A despeito do pequeno recuo do índice de Gini da renda do trabalho, a distribuição desigual dos rendimentos ainda é acachapante. No ano passado, a camada dos 10% que ganha menos ficou com apenas 1,1% do total dos rendimentos do trabalho, enquanto que a nata dos 10% que ganham melhores salários abocanhou 42% do total das remunerações.
Corte de custos
Do conjunto de problemas relacionados ao mercado de trabalho, um dos mais preocupantes é o da rotatividade de mão-de-obra. Nos últimos dez anos, as taxas de rotatividade se mantiveram em patamares elevados, acima de 40% praticamente em todo o período. Em 2007, o saldo de contratações formais superou o de demissões em cerca de 1,6 milhão (Caged), quantidade 5,85% superior a 2006. Esse 1,6 milhão derivou da admissão de 14,3 milhões de trabalhadores e da demissão de outros 12,7 milhões. Dessa soma de empregados desligados do emprego, 59,4%, ou 7,6 milhões foram dispensados por meio de demissões sem justa causa ou imotivada.
Com base no cruzamento da alta rotatividade com os tímidos resultados nos índices de rendimento, a pesquisadora Patrícia Lino, do Dieese, afirma que a substituição de empregados vem sendo utilizada para reduzir os custos das empresas. Essa tendência impede a qualificação e o treinamento mais apurado dos trabalhadores com vistas à estabilidade de médio e longo prazo, o que poderia contribuir para a melhoria dos rendimentos.
“Os salários dos trabalhadores admitidos no triênio 2005-2007 foram sempre inferiores aos dos trabalhadores desligados (nem todos por justa causa). Os percentuais de redução foram 11,42%, em 2005, 11,06%, em 2006, e 9,15%, em 2007. Ou seja, no momento da contratação, os novos trabalhadores são, na maior parte, contratados com salários menores, o que implica redução gradual do salário médio”, coloca nota técnica do Dieese a respeito da Convenção 158 da OIT, que estabelece garantias contra a dispensa imotivada.
“De um modo geral, a permanência no mesmo emprego traz qualidade ao trabalho e este fato, combinado com investimentos na qualificação, tende a ser um fator determinante para o aumento da produtividade, uma vez que a mão-de-obra mais qualificada é mais preparada para promover a inovação”, completa a nota.

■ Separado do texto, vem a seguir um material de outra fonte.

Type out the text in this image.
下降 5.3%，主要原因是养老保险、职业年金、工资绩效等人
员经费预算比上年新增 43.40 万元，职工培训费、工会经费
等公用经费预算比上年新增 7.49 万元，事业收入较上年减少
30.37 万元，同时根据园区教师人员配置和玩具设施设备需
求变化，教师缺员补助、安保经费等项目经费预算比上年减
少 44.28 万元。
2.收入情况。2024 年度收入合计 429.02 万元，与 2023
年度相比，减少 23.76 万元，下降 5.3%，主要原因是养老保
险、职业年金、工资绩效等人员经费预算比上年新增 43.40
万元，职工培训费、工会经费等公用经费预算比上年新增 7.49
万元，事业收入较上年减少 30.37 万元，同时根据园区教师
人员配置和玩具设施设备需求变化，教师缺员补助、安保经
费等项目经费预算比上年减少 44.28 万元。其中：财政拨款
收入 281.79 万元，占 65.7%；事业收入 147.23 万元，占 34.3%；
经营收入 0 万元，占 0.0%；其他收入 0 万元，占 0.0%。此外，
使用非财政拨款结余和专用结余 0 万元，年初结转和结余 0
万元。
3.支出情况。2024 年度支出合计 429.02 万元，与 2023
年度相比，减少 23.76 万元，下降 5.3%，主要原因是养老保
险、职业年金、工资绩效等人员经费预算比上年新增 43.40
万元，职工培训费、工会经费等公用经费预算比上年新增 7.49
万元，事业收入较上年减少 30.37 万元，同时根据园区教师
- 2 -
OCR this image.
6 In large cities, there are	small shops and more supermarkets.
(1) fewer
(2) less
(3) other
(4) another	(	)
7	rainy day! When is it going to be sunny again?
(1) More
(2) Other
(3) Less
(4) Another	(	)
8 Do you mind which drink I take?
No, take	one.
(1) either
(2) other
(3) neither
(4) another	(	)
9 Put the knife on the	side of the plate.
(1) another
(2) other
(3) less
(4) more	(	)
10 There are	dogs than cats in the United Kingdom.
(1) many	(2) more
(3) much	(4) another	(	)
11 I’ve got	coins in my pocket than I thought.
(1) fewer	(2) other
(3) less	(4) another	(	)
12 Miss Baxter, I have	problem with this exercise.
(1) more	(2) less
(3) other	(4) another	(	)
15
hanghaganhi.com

O MTE e o Conselho Deliberativo do Fundo de Amparo ao Trabalhador (Codefat) estimam que 9,7 milhões de pessoas serão demitidas em 2008, o que representa cerca de 30% do mercado formal de trabalho.
Mas nem tudo está perdido. “Níveis mais elevados de emprego dão a segurança (e possivelmente os recursos) necessários para que uma família possa proporcionar melhor educação a seus filhos. Ao mesmo tempo, é provável que uma população mais educada consiga melhores colocações”, sustenta o relatório, que sublinha a promoção do trabalho decente como elo para a melhoria da qualidade de vida.